Bed Bath and Beyond Has a Few Things to Make You Feel Warm and Cozy
Eric is a member of The Motley Fool Blog Network -- entries represent the personal opinion of the blogger and are not formally edited.
Earnings per share at Bed Bath & Beyond (NASDAQ: BBBY) have climbed in an almost mesmerizing staircase pattern over the years.

Bed Bath & Beyond’s latest 10Q, filed today, details more of the same earnings growth story –diluted earnings per share of $0.95 versus $0.74 for the same quarter last year. Other specialty home goods sellers Kirkland’s Inc (NASDAQ: KIRK), Cost Plus Inc (NASDAQ: CPWM) that stock home accent products, have been less fortunate in terms of earnings and stock price.


Bed Bath & Beyond has led the way in the sector with its superior margins and still manages to command a reasonable P/E multiple.
|
Name |
P/E |
Profit Margin(ttm) |
|
Bed Bath & Beyond |
15.92 |
9.94% |
|
Aaron's Inc |
18.91 |
5.75% |
|
Cost Plus Inc. |
27.53 |
0.90% |
This quarter their cost of goods sold remains unchanged as a percentage year on year. SGA expenses fell a percent as a portion of revenue which flowed through to increase net earnings as a portion of revenue a percentage point from 8.6% to 9.75% year on year. Net cash provided by operating activities as a portion of revenue increased to 24.26% from 20.42% year on year, similarly signaling the company’s increasing profitability.
Not only was profitability improved with decreased SGA expenses, but comparable store sales increased by 4.1%. This is a slower growth rate than last year’s 7% improvement.
The company has been dutifully repurchasing shares with its cash from operations.
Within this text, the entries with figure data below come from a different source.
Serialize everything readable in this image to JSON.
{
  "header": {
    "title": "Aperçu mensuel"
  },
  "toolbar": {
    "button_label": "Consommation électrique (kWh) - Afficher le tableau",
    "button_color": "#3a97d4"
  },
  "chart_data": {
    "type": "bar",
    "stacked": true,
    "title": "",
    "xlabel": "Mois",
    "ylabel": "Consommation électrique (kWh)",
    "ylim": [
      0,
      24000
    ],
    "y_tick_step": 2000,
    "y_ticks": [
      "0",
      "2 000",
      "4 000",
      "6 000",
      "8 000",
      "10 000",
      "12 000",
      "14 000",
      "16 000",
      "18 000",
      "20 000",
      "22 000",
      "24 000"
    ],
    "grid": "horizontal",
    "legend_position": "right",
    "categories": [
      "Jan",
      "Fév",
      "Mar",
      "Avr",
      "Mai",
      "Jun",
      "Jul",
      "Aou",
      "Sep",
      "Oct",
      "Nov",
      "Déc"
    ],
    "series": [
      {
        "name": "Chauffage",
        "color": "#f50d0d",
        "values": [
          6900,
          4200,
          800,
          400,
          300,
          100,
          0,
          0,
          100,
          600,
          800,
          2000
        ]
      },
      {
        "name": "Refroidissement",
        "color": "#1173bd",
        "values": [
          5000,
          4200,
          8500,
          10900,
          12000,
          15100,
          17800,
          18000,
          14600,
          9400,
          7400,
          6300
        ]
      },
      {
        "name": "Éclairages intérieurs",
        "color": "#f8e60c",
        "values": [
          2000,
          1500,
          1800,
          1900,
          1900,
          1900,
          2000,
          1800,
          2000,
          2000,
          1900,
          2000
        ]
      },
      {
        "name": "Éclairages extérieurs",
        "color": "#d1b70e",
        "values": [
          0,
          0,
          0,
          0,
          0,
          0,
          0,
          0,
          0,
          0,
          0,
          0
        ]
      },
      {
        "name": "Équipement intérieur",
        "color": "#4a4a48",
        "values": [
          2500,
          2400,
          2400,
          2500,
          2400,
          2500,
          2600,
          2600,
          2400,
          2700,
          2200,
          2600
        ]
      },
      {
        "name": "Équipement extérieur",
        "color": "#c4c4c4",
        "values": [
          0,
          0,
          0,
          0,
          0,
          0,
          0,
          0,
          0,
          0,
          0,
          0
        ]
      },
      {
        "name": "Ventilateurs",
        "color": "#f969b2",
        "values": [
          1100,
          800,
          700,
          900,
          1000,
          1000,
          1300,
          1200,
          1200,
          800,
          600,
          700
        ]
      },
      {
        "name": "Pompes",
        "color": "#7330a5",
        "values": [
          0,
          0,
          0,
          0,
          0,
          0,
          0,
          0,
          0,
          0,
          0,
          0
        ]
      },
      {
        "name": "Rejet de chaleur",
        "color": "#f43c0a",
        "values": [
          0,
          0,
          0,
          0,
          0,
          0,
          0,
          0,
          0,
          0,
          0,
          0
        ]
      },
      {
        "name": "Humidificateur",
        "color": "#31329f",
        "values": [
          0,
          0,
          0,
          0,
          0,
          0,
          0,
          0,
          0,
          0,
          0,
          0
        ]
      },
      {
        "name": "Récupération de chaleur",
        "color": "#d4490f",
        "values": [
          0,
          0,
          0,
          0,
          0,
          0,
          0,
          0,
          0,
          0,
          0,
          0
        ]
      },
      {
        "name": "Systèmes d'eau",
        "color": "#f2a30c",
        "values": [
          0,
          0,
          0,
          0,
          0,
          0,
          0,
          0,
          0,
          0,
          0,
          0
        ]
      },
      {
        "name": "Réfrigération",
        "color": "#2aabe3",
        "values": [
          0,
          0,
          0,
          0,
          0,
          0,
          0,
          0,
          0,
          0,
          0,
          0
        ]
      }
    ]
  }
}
The repurchase program has been a hallmark of Bed Bath & Beyond’s strategy to return value to shareholders. They spent $859M retiring 15.6 million shares this quarter. This comes out to an average cost of $55.08 per share compared to its closing price today of $59.45.
Management continues to pursue a strategy of growth. Since last year they have opened 17 new Bed Bath & Beyond stores. The company operates a number of different store types and opened 21 buybuy BABY stores, 1 Harmon store, and 5 Christmas Tree Shops in the last year as well. None of this was externally financed. In fact, the company carries no long term debt.
Little wonder Bed Bath & Beyond’s stock is faring so much better than Kirkland or Cost Plus. There is a lot to be optimistic about. Their earnings are solid, the company continues to grow, and management is returning value to shareholders through repurchases while being very careful with their balance sheet.
Investors with cold feet about getting in to Bed Bath & Beyond may want a pair of these and to further peruse the company’s literature. In my opinion, there is a lot to be excited about.
The author does not own any financial interest in the company mentioned. Forward looking statements in the article are the author's opinion, and no guarantee can be provided of their future validity.